Can One Any Longer Remain Silent?
Have we not come to the ultimate reason why orthodox Catholics today can no longer remain silent and accept an accommodating Christianity? Indeed, for the causes of truth, justice, and agape love, faithful Catholics should surely no longer remain silent; but there is a more profound reason for standing up that the above passages from John’s Gospel show: in imitation of Jesus, who gave his life because so much was at stake—salvation of the human race from eternal perdition. As Prof. George tells us, we have to
bear witness by our fidelity to the greatest truth of all, namely, that the story does not end at Golgotha. Evil and death do not triumph. Yes, it is Good Friday, but the one who became like us in all things but sin conquers death to redeem us from our transgressions and give us a full share in eternal life—the divine life of the most blessed Trinity. The cross cannot defeat him. The sepulcher cannot hold him. His heavenly Father will not abandon him. The psalm that begins in despair, Eloi, Eloi lama sabachtani, ends in hope and joy. Easter is coming. The crucified Christ will be raised from the dead. The chains of sin will be broken. “Oh death, where is thy victory? Oh death, where is thy sting?”
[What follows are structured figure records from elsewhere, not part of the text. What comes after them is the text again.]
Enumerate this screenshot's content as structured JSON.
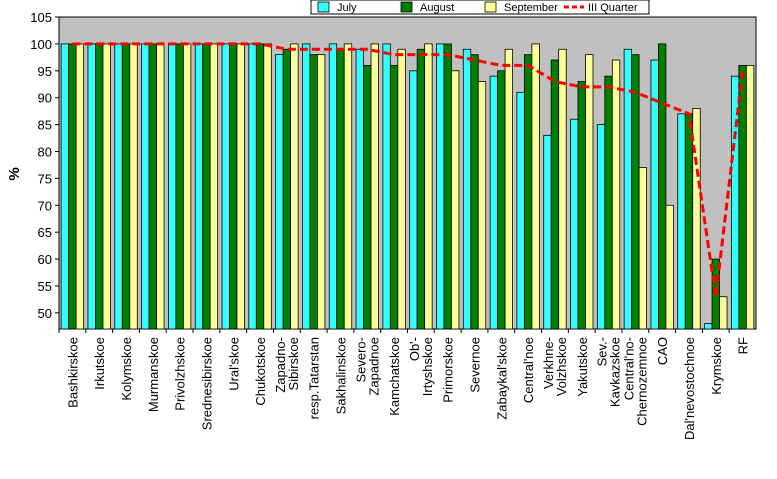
{
  "chart_data": {
    "type": "bar",
    "ylabel": "%",
    "ylim": [
      47,
      105
    ],
    "yticks": [
      50,
      55,
      60,
      65,
      70,
      75,
      80,
      85,
      90,
      95,
      100,
      105
    ],
    "grid": false,
    "legend_position": "top-right",
    "categories": [
      "Bashkirskoe",
      "Irkutskoe",
      "Kolymskoe",
      "Murmanskoe",
      "Privolzhskoe",
      "Srednesibirskoe",
      "Ural'skoe",
      "Chukotskoe",
      "Zapadno-Sibirskoe",
      "resp.Tatarstan",
      "Sakhalinskoe",
      "Severo-Zapadnoe",
      "Kamchatskoe",
      "Ob'-Irtyshskoe",
      "Primorskoe",
      "Severnoe",
      "Zabaykal'skoe",
      "Central'noe",
      "Verkhne-Volzhskoe",
      "Yakutskoe",
      "Sev.-Kavkazskoe",
      "Central'no-Chernozemnoe",
      "CAO",
      "Dal'nevostochnoe",
      "Krymskoe",
      "RF"
    ],
    "series": [
      {
        "name": "July",
        "kind": "bar",
        "color": "#33ffff",
        "values": [
          100,
          100,
          100,
          100,
          100,
          100,
          100,
          100,
          98,
          100,
          100,
          99,
          100,
          95,
          100,
          99,
          94,
          91,
          83,
          86,
          85,
          99,
          97,
          87,
          48,
          94
        ]
      },
      {
        "name": "August",
        "kind": "bar",
        "color": "#008000",
        "values": [
          100,
          100,
          100,
          100,
          100,
          100,
          100,
          100,
          99,
          98,
          99,
          96,
          96,
          99,
          100,
          98,
          95,
          98,
          97,
          93,
          94,
          98,
          100,
          87,
          60,
          96
        ]
      },
      {
        "name": "September",
        "kind": "bar",
        "color": "#ffff99",
        "values": [
          100,
          100,
          100,
          100,
          100,
          100,
          100,
          100,
          100,
          98,
          100,
          100,
          99,
          100,
          95,
          93,
          99,
          100,
          99,
          98,
          97,
          77,
          70,
          88,
          53,
          96
        ]
      },
      {
        "name": "III Quarter",
        "kind": "line",
        "color": "#ff0000",
        "dashed": true,
        "values": [
          100,
          100,
          100,
          100,
          100,
          100,
          100,
          100,
          99,
          99,
          99,
          99,
          98,
          98,
          98,
          97,
          96,
          96,
          93,
          92,
          92,
          91,
          89,
          87,
          53,
          95
        ]
      }
    ]
  }
}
Support for George’s courageous statements comes from one of the most outspoken critics of complacent Catholicism in our day: Charles J. Chaput, O.F.M. Cap., Archbishop of Philadelphia. At the Closing Mass of the 2013 Fortnight for Freedom, he warned of the perilous nature of the present time in our country and of the need to “speak out” lest God hold us responsible:
We live in a time that calls for sentinels and public witness. Every Christian in every era faces the same task. But you and I are responsible for this moment. Today. Now. We need to “speak out,” not only for religious liberty and the ideals of the nation we love, but for the sacredness of life and the dignity of the human person—in other words, for the truth of what it means to be made in the image and likeness of God.
In Render unto Caesar: Serving the Nation by Living Our Catholic Beliefs in Political Life (2008), Chaput wrote a searing attack on American Catholics who for over half a century have given themselves to complacent Catholicism. Chaput argues that a “kind of foggy worldliness has settled into the American Catholic soul.” We have lived a “practical atheism,” he argues: “paying lip service to God but living as if he didn’t exist.” He accuses American Catholic leaders of cultivating “a chronic optimism about the compatibility of American culture with Catholic faith and values.” In fact, what is happening is a “wholesale assimilation—absorption might be a better word—of Catholics by American culture”:
[W]e preach as though we don’t have enemies . . . . [we] have ignored an unpleasant truth: that there are active, motivated groups in modern American society that bitterly resent the Catholic Church and the Christian Gospel, and would like to silence both. . . . We are in a struggle for the souls of our people and our country. We ignore this at our own peril. . . .we often face enormous counterpressures to stay silent; to compromise on matters of justice; to go along with fashionable opinion.
Chaput calls upon the witness of Thomas More and Bishop John Fisher, men who showed “heroic courage” and died for their faith:
What needs to be done by Catholics today for their country? The answer is: Don’t lie. If we say we’re Catholic, we need to prove it. America’s public life needs people willing to stand alone, without apologies, for the truth of the Catholic faith and the common human values it defends. One person can make a difference—if that individual has a faith he or she is willing to suffer for; a faith that can say, as Fisher did in greeting his executioner, “I come to die for the faith of Christ and Christ’s Catholic Church.”
America’s faithful Catholics today need to heed Chaput’s call for boldness, to stem the erosion within the Catholic Church of fidelity to the call of Christ and to the tenets of the Christian faith. The question faithful Catholics must face is whether they have the stamina to stand tall. In any case, the time for complacent Catholicism is over. It has ended in defeat.